GAO Report Recommends That CMS Expand Hospice Abuse Reporting Requirements

Footnotes for this article are available at the end of this page.

The US Government Accountability Office (“GAO”) issued a report on December 12, 2022, recommending that the Centers for Medicare and Medicaid Services (“CMS”) expand hospice abuse and neglect reporting requirements to make them more akin to nursing homes and hospitals. This would require hospice care providers to report all instances of suspected abuse and neglect immediately — even those instances involving suspected perpetrators unaffiliated with the hospice care providers, like family members. The Department of Health and Human Services (“HHS”) neither agreed nor disagreed with GAO’s recommendation.

Current Hospice Policy Compared to Nursing Home and Hospital Policy

Under current policy, hospice care providers are required to report allegations of abuse or neglect to the appropriate state authorities: (1) if the alleged perpetrator is affiliated with the hospice; and (2) after the hospice has verified it as abuse or neglect based on an internal investigation, which may take up to five days. 42 C.F.R. § 418.52(b).

Under the first requirement, hospice providers currently have no obligation to report suspected abuse or neglect by any unaffiliated third party. This is important because studies indicate that most abuse in the hospice setting occurs in the home by individual caregivers, such as family members, not by the hospice care provider or its affiliates.1 Therefore, in most instances, there is no requirement to report suspected abuse. In the hospital and nursing home settings, providers are required to report any suspected abuse or neglect regardless of who is involved. 42 C.F.R. § 483.12(c)(1).

Under the second requirement of the current policy, reporting only occurs after an internal investigation by the hospice care provider. In nursing homes and hospitals, reporting must occur immediately after the suspected abuse is recognized. 42 C.F.R. § 483.12(c)(1). This chart from the GAO Report compares the current reporting obligations among the three provider types. Specifically, nursing homes and hospitals must report all instances of suspected abuse or neglect resulting in serious bodily harm within two hours and in all other instances within 24 hours. 42 C.F.R. § 483.12(c)(1). This allows CMS to quickly initiate unannounced on-site investigations of its own to confirm that providers are conducting thorough investigations and adequately protecting their patients, even while not under their care.

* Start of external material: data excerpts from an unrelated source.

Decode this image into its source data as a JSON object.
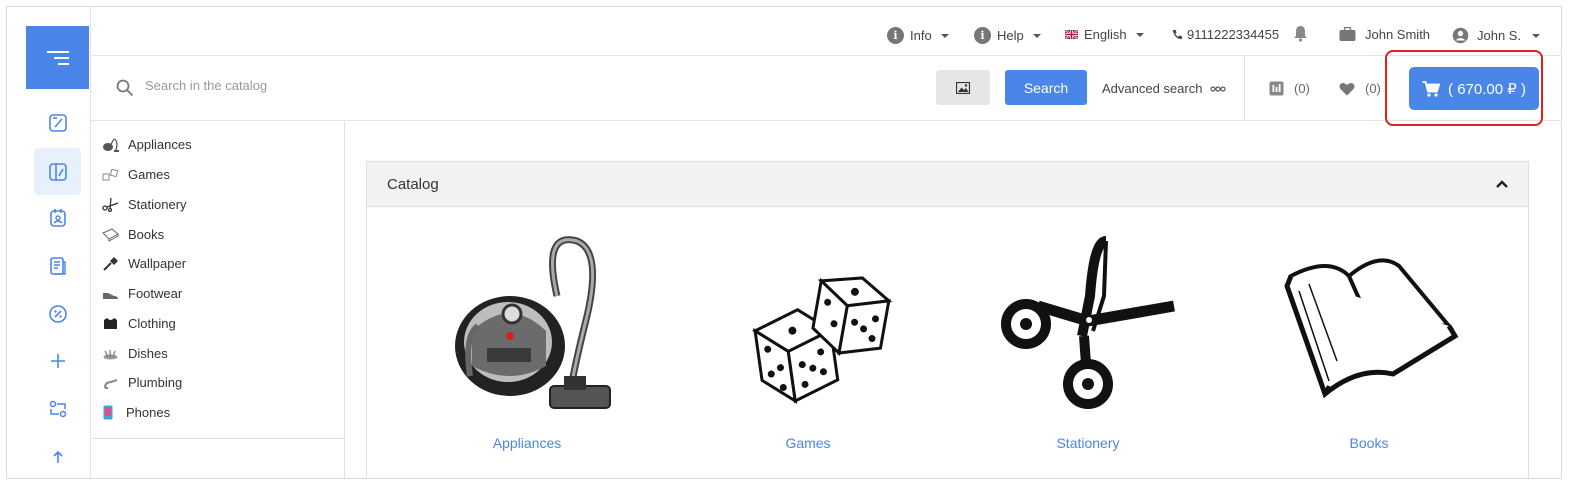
{
  "topbar": {
    "info_label": "Info",
    "help_label": "Help",
    "language_label": "English",
    "phone_label": "9111222334455",
    "company_label": "John Smith",
    "user_label": "John S."
  },
  "search": {
    "placeholder": "Search in the catalog",
    "button_label": "Search",
    "advanced_label": "Advanced search",
    "compare_count": "(0)",
    "favorites_count": "(0)",
    "cart_label": "( 670.00 ₽ )"
  },
  "sidebar": {
    "items": [
      {
        "icon": "edit-icon"
      },
      {
        "icon": "catalog-icon"
      },
      {
        "icon": "calendar-icon"
      },
      {
        "icon": "documents-icon"
      },
      {
        "icon": "percent-icon"
      },
      {
        "icon": "plus-icon"
      },
      {
        "icon": "exchange-icon"
      },
      {
        "icon": "upload-icon"
      }
    ]
  },
  "categories": [
    {
      "label": "Appliances",
      "icon": "vacuum-icon"
    },
    {
      "label": "Games",
      "icon": "dice-icon"
    },
    {
      "label": "Stationery",
      "icon": "scissors-icon"
    },
    {
      "label": "Books",
      "icon": "book-icon"
    },
    {
      "label": "Wallpaper",
      "icon": "brush-icon"
    },
    {
      "label": "Footwear",
      "icon": "shoe-icon"
    },
    {
      "label": "Clothing",
      "icon": "shirt-icon"
    },
    {
      "label": "Dishes",
      "icon": "dishes-icon"
    },
    {
      "label": "Plumbing",
      "icon": "faucet-icon"
    },
    {
      "label": "Phones",
      "icon": "phone-icon"
    }
  ],
  "catalog": {
    "title": "Catalog",
    "tiles": [
      {
        "label": "Appliances"
      },
      {
        "label": "Games"
      },
      {
        "label": "Stationery"
      },
      {
        "label": "Books"
      }
    ]
  },
  "colors": {
    "accent": "#4a86e8",
    "highlight": "#e02020"
  }
}
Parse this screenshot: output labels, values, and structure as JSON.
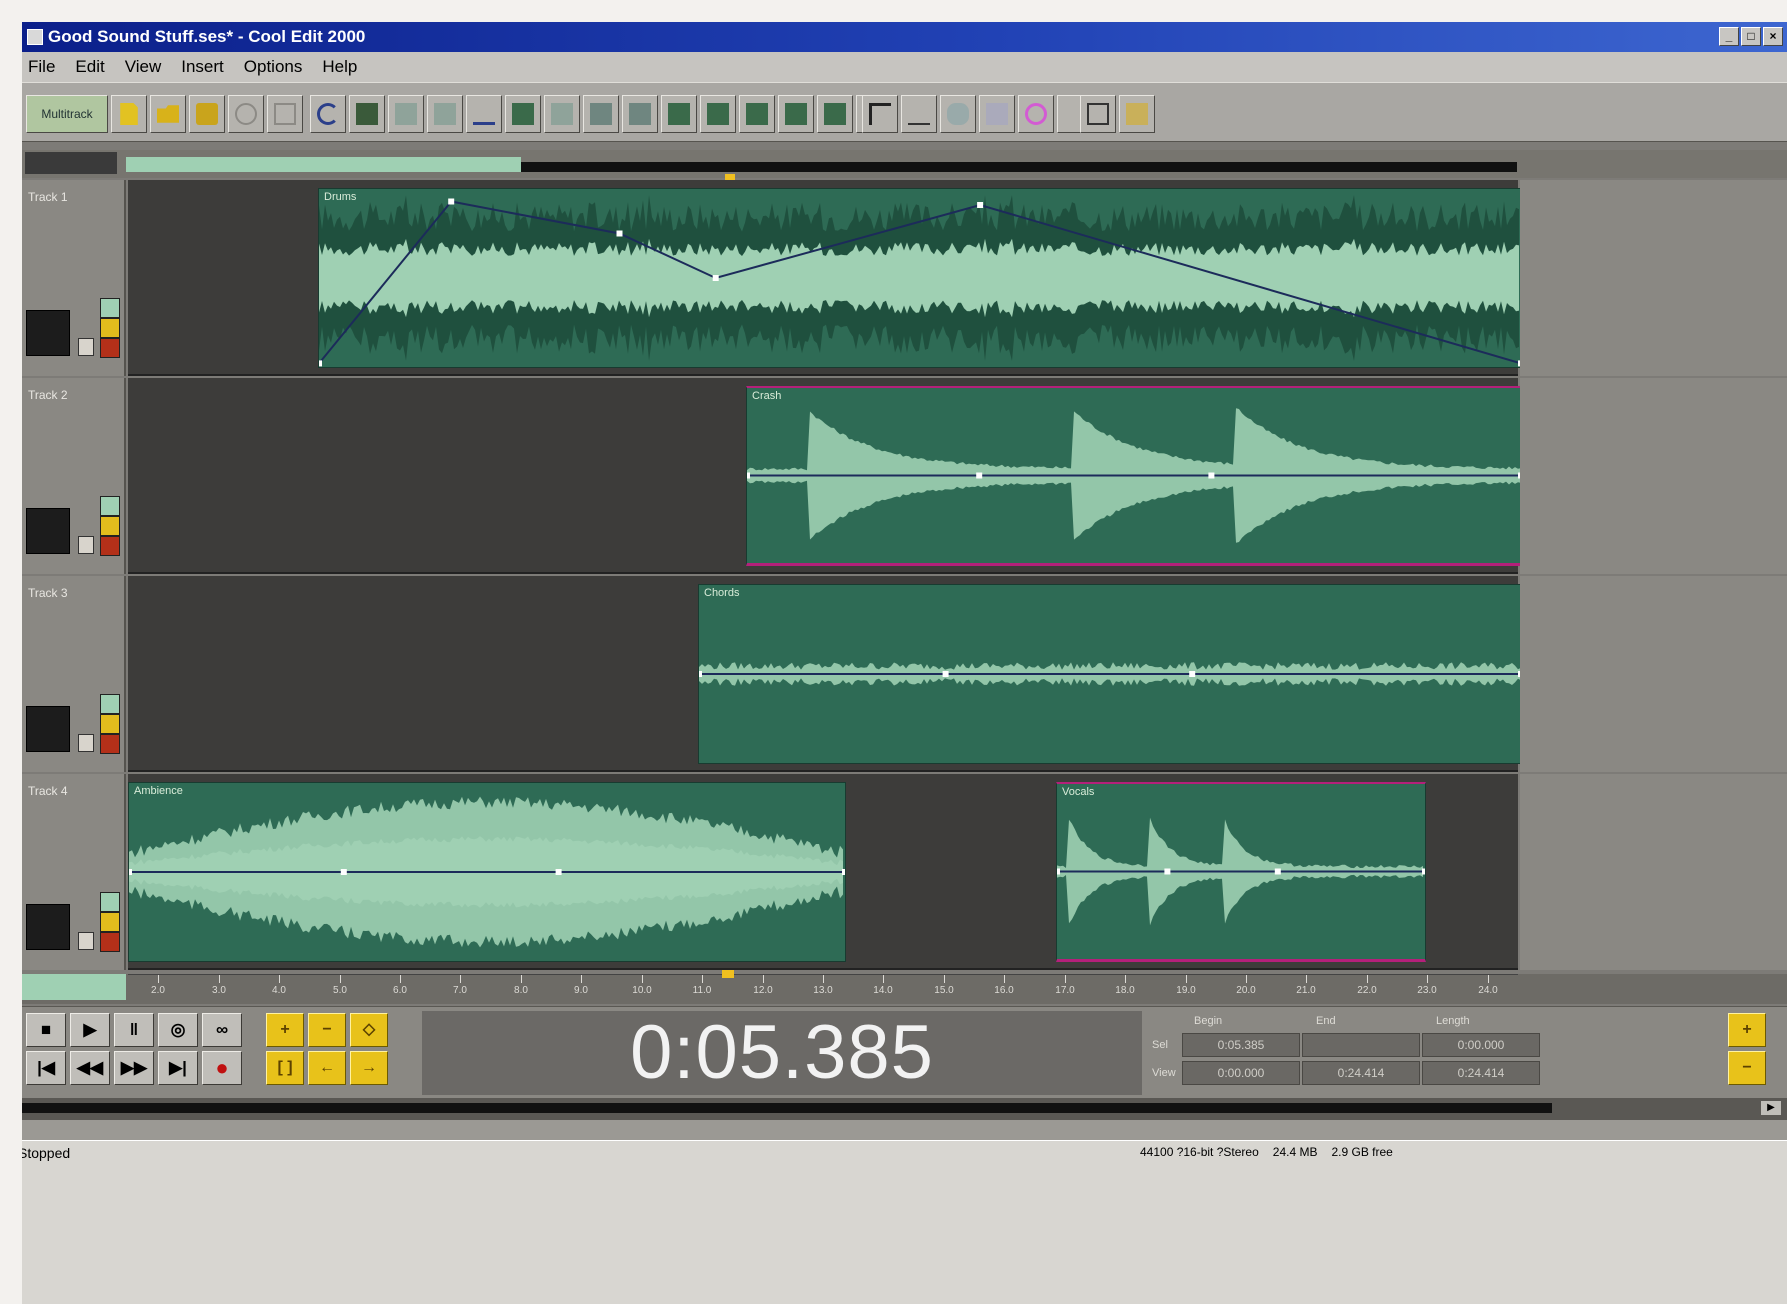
{
  "window": {
    "title": "Good Sound Stuff.ses* - Cool Edit 2000"
  },
  "menu": [
    "File",
    "Edit",
    "View",
    "Insert",
    "Options",
    "Help"
  ],
  "toolbar": {
    "mode_button": "Multitrack"
  },
  "tracks": [
    {
      "name": "Track 1",
      "clips": [
        {
          "name": "Drums"
        }
      ]
    },
    {
      "name": "Track 2",
      "clips": [
        {
          "name": "Crash"
        }
      ]
    },
    {
      "name": "Track 3",
      "clips": [
        {
          "name": "Chords"
        }
      ]
    },
    {
      "name": "Track 4",
      "clips": [
        {
          "name": "Ambience"
        },
        {
          "name": "Vocals"
        }
      ]
    }
  ],
  "ruler": {
    "labels": [
      "2.0",
      "3.0",
      "4.0",
      "5.0",
      "6.0",
      "7.0",
      "8.0",
      "9.0",
      "10.0",
      "11.0",
      "12.0",
      "13.0",
      "14.0",
      "15.0",
      "16.0",
      "17.0",
      "18.0",
      "19.0",
      "20.0",
      "21.0",
      "22.0",
      "23.0",
      "24.0"
    ]
  },
  "transport": {
    "time": "0:05.385"
  },
  "selection_panel": {
    "headers": [
      "Begin",
      "End",
      "Length"
    ],
    "sel_label": "Sel",
    "view_label": "View",
    "sel_values": [
      "0:05.385",
      "",
      "0:00.000"
    ],
    "view_values": [
      "0:00.000",
      "0:24.414",
      "0:24.414"
    ]
  },
  "status": {
    "left": "Stopped",
    "format": "44100 ?16-bit ?Stereo",
    "size": "24.4 MB",
    "free": "2.9 GB free"
  },
  "colors": {
    "clip_bg": "#2e6b55",
    "wave_light": "#9fd0b3",
    "wave_dark": "#1e4e3c",
    "envelope": "#1c2b5a",
    "title_bar": "#0b1f8a"
  }
}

GAO’s Recommendation and Potential Implications

GAO recommended that CMS require hospice care providers to immediately report all instances of suspected abuse or neglect to the appropriate survey agencies irrespective of the perpetrator. This places a heavy burden on hospice care providers who could potentially face survey enforcement actions for issues that fall within a gray zone of abuse and neglect. Unlike other provider types, hospice staff have infrequent interactions with patients and family, often as little as two times per week for the most common form of hospice — routine care. Moreover, hospice patients are, by definition, in a terminal decline, with frequent instances of unpreventable skin breakdown, significant weight losss, infections, falls, and incontinence. With falls and wasting of muscle and fat reserves comes increased bruising and easier skin tears. Thus, what in an institutional setting may appear, at first blush, to be potential neglect or abuse could be representative of the terminal decline for many hospice patients living at home. Likewise, when issues are observed contemporaneously and continuously in an institutional setting, such as a fall with resulting bruising developing over a few days, the same injuries observed only intermittently in a home setting may appear more alarming.

Therefore, to engraft an institutional reporting system onto hospice providers could lead to over-reporting of suspected abuse and neglect issues. It also places a more significant wedge between caregivers and family members, where the providers are entering the home only periodically and again not observing issues contemporaneously. And then, of course, there is the lack of adequate survey staff to investigate allegations. To call upon surveyors to understand the nuances of the hospice terminal decline and the expected body system breakdowns that accompany that decline and then distinguish that from abuse and neglect could be asking too much. To place hospices in a position of potential survey enforcement for failure to report and being second-guessed where potential signs of abuse and neglect are equally consistent with a normal and expected terminal decline could be going too far, especially when the hospice staff observing these signs may have only intermittent interactions with patients and families. Notwithstanding these challenges, the industry should carefully consider whether to oppose any new proposals flowing from the GAO Report, as the optics could be less than ideal if not handled delicately.

 

[1] Study cited by GAO: Department of Health and Human Services Office of Inspector General, CMS Could Use Medicare Data To Identify Instances of Potential Abuse or Neglect, A-01-17-00513 (Washington, D.C.: June 2019); 7K. M. Jayawardena and S. Liao, “Elder Abuse at End of Life,” Journal of Palliative Medicine, vol. 9, no. 1 (2006): 127.